Registration Dossier

Administrative data

Endpoint:
acute toxicity: oral
Type of information:
experimental study
Adequacy of study:
key study
Study period:
23 June - 23 July 2002
Reliability:
1 (reliable without restriction)
Rationale for reliability incl. deficiencies:
guideline study

Data source

Reference
Reference Type:
study report
Title:
Unnamed
Year:
2002
Report Date:
2002

Materials and methods

Test guidelineopen allclose all
Qualifier:
according to
Guideline:
OECD Guideline 423 (Acute Oral toxicity - Acute Toxic Class Method)
Version / remarks:
adopted 1996
Deviations:
no
Qualifier:
according to
Guideline:
OECD Guideline 423 (Acute Oral toxicity - Acute Toxic Class Method)
Version / remarks:
adopted 2001
Deviations:
yes
Remarks:
200 mg/kg bw instead of 300 mg/kg bw was used as starting dose.
GLP compliance:
yes (incl. certificate)
Remarks:
Bayerisches Landesamt für Arbeitsschutz, Arbeitsmedizin und Sicherheitstechnik, München, Germany
Test type:
acute toxic class method
Limit test:
no

Test material

Reference
Name:
Unnamed
Type:
Constituent
Details on test material:
- Name of test material (as cited in study report): Silan 449003 VP (SLM 449003)
- Physical state: colourless-yellowish liquid

- Storage condition of test material: room temperature, protected from light

Test animals

Species:
rat
Strain:
other: HsdBrlHan:WIST
Sex:
male/female
Details on test animals and environmental conditions:
TEST ANIMALS
- Source: Harlan Winkelmann GmbH, Borchen, Germany
- Age at study initiation: no data available
- Weight at study initiation: 143 - 154 g (step 1), 142 - 152 g (step 2), 151 - 160 g (step 3), 143 - 162 g (step 4)
- Housing: animals were kept in Macrolon cages on Altromin saw fiber bedding
- Fasting period before study: yes (overnight before dosing and 3-4 h after dosing)
- Diet: Altromin 1324 maintenance diet for rats and mice (totally-pathogen-free), ad libitum
- Water: tap water, ad libitum
- Acclimation period: yes, adequate acclimatisation period

ENVIRONMENTAL CONDITIONS
- Temperature (°C): 22±3
- Humidity (%): 55±10
- Air changes (per hr): 10
- Photoperiod (hrs dark / hrs light): 12/12

Administration / exposure

Route of administration:
oral: gavage
Vehicle:
cotton seed oil
Details on oral exposure:
VEHICLE
- Amount of vehicle (if gavage): 5 ml/kg bw (step 1-4)

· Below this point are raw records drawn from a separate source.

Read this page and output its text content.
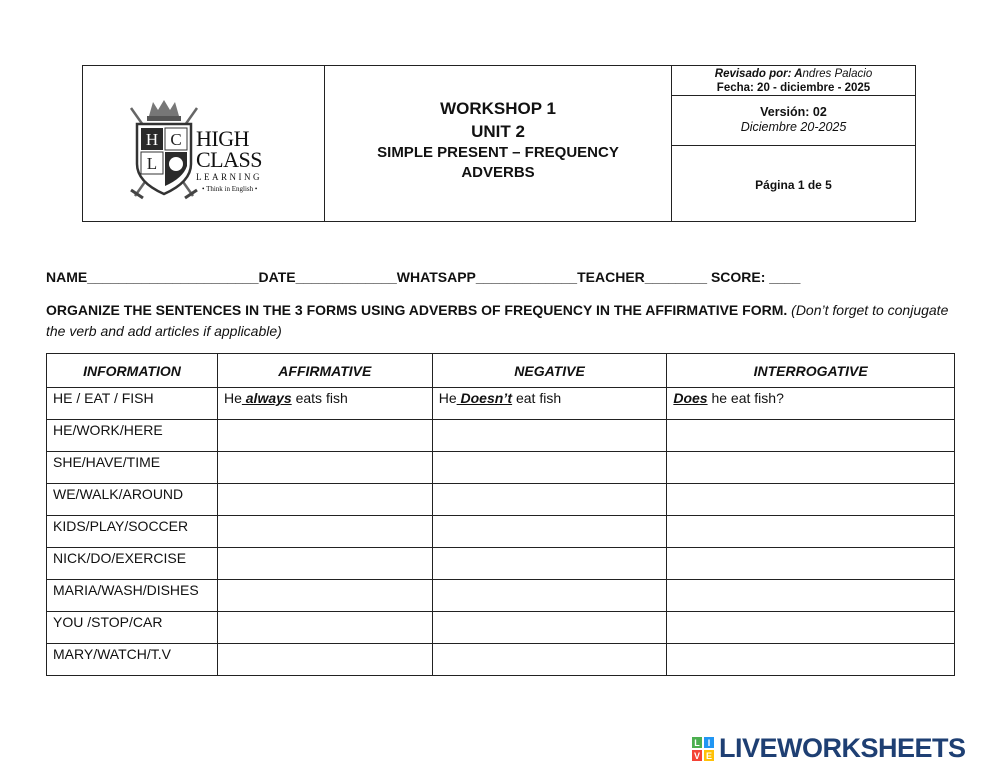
H C
L
HIGH
CLASS
LEARNING
• Think in English •
WORKSHOP 1
UNIT 2
SIMPLE PRESENT – FREQUENCY
ADVERBS
Revisado por: Andres Palacio
Fecha: 20 - diciembre - 2025
Versión: 02
Diciembre 20-2025
Página 1 de 5
NAME______________________DATE_____________WHATSAPP_____________TEACHER________ SCORE: ____
ORGANIZE THE SENTENCES IN THE 3 FORMS USING ADVERBS OF FREQUENCY IN THE AFFIRMATIVE FORM. (Don’t forget to conjugate the verb and add articles if applicable)
INFORMATION	AFFIRMATIVE	NEGATIVE	INTERROGATIVE
HE / EAT / FISH	He always eats fish	He Doesn’t eat fish	Does he eat fish?
HE/WORK/HERE			
SHE/HAVE/TIME			
WE/WALK/AROUND			
KIDS/PLAY/SOCCER			
NICK/DO/EXERCISE			
MARIA/WASH/DISHES			
YOU /STOP/CAR			
MARY/WATCH/T.V			
L I
V E LIVEWORKSHEETS
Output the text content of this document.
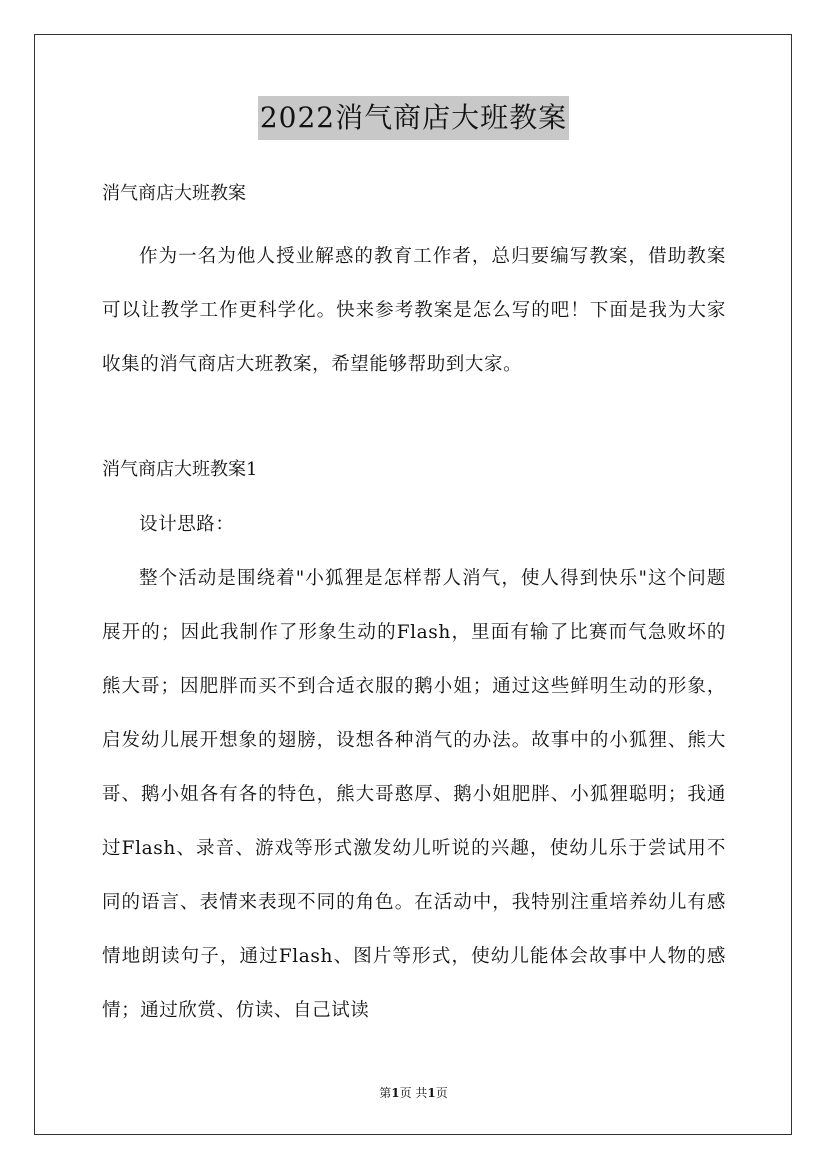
2022消气商店大班教案

消气商店大班教案

作为一名为他人授业解惑的教育工作者，总归要编写教案，借助教案可以让教学工作更科学化。快来参考教案是怎么写的吧！下面是我为大家收集的消气商店大班教案，希望能够帮助到大家。

消气商店大班教案1

设计思路：

整个活动是围绕着"小狐狸是怎样帮人消气，使人得到快乐"这个问题展开的；因此我制作了形象生动的Flash，里面有输了比赛而气急败坏的熊大哥；因肥胖而买不到合适衣服的鹅小姐；通过这些鲜明生动的形象，启发幼儿展开想象的翅膀，设想各种消气的办法。故事中的小狐狸、熊大哥、鹅小姐各有各的特色，熊大哥憨厚、鹅小姐肥胖、小狐狸聪明；我通过Flash、录音、游戏等形式激发幼儿听说的兴趣，使幼儿乐于尝试用不同的语言、表情来表现不同的角色。在活动中，我特别注重培养幼儿有感情地朗读句子，通过Flash、图片等形式，使幼儿能体会故事中人物的感情；通过欣赏、仿读、自己试读

第1页 共1页
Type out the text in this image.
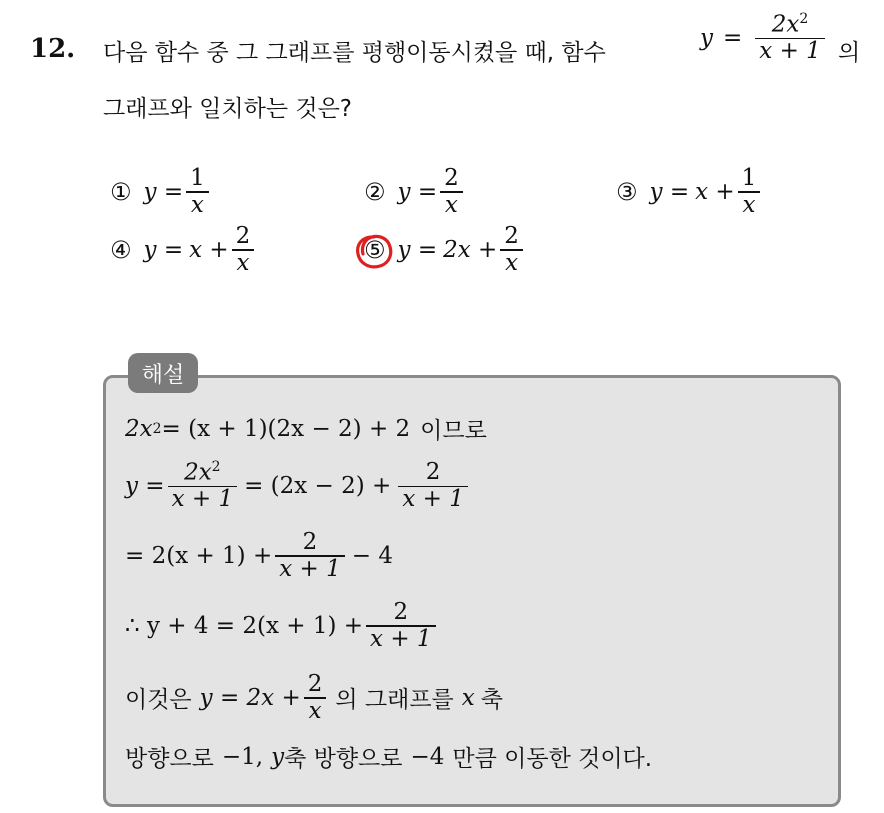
12. 다음 함수 중 그 그래프를 평행이동시켰을 때, 함수
$y = \frac{2x^2}{x + 1}$ 의
그래프와 일치하는 것은?
① $y = \frac{1}{x}$	② $y = \frac{2}{x}$	③ $y = x + \frac{1}{x}$
④ $y = x + \frac{2}{x}$	⑤ $y = 2x + \frac{2}{x}$
해설
2x 2 = (x + 1)(2x − 2) + 2 이므로
$y = \frac{2x^2}{x + 1} = (2x - 2) + \frac{2}{x + 1}$
= $2(x + 1) + \frac{2}{x + 1} - 4$
∴ $y + 4 = 2(x + 1) + \frac{2}{x + 1}$
이것은 $y = 2x + \frac{2}{x}$ 의 그래프를 x 축
방향으로 −1, y 축 방향으로 −4 만큼 이동한 것이다.
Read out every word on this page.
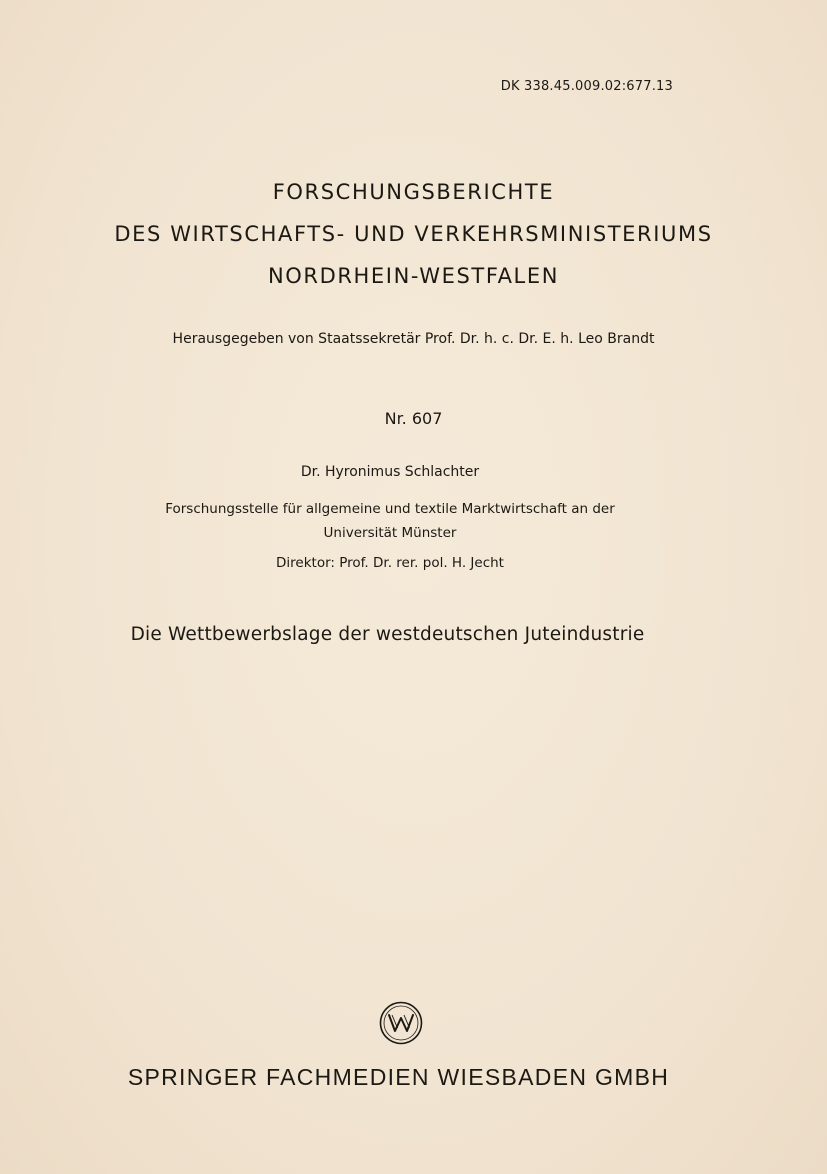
DK 338.45.009.02:677.13
FORSCHUNGSBERICHTE
DES WIRTSCHAFTS- UND VERKEHRSMINISTERIUMS
NORDRHEIN-WESTFALEN
Herausgegeben von Staatssekretär Prof. Dr. h. c. Dr. E. h. Leo Brandt
Nr. 607
Dr. Hyronimus Schlachter
Forschungsstelle für allgemeine und textile Marktwirtschaft an der
Universität Münster
Direktor: Prof. Dr. rer. pol. H. Jecht
Die Wettbewerbslage der westdeutschen Juteindustrie
SPRINGER FACHMEDIEN WIESBADEN GMBH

MAXIMUM DOSE VOLUME APPLIED: 5 ml/kg bw (step 1-4)
Doses:
200, 2000 mg/kg bw
No. of animals per sex per dose:
3
Control animals:
no
Details on study design:
- Duration of observation period following administration: 14 days
- Frequency of observations and weighing: a careful clinical observation was made twice a day on the day of dosing and once a day thereafter, body weights were determined prior to substance application and weekly thereafter
- Necropsy of survivors performed: yes
- Other examinations performed: Clinical examination included changes in the skin/fur, eyes and mucous membranes. Also respiratory, circulatory, autonomic and central nervous systems and somatomotor activity and behaviour pattern were examined. Particular attention was directed to observations of tremor, convulsions, salivation, diarrhoea, lethargy, sleep and coma.

Results and discussion

Effect levels
Sex:
male/female
Dose descriptor:
LD50 cut-off
Effect level:
5 000 mg/kg bw
Based on:
test mat.
Mortality:
No mortality was observed.
Clinical signs:
No clinical signs of toxicity were observed.
Body weight:
The weight gain was within the expected range.
Gross pathology:
Beside acute injection of blood vessels in the abdominal region, which is due to the euthanasia injection, no special gross pathological changes were found in any animal.

Applicant's summary and conclusion

Interpretation of results:
other: CLP/EU GHS criteria are not met, no classification required according to Regulation (EC) No 1272/2008
Conclusions:
In an acute oral toxicity study according to OECD guideline 423 and in compliance with GLP, no mortality and no clinical signs of toxicity were observed up to 2000 mg/kg bw. In conclusion, a LD50 cut-off value of 5000 mg/kg bw was derived.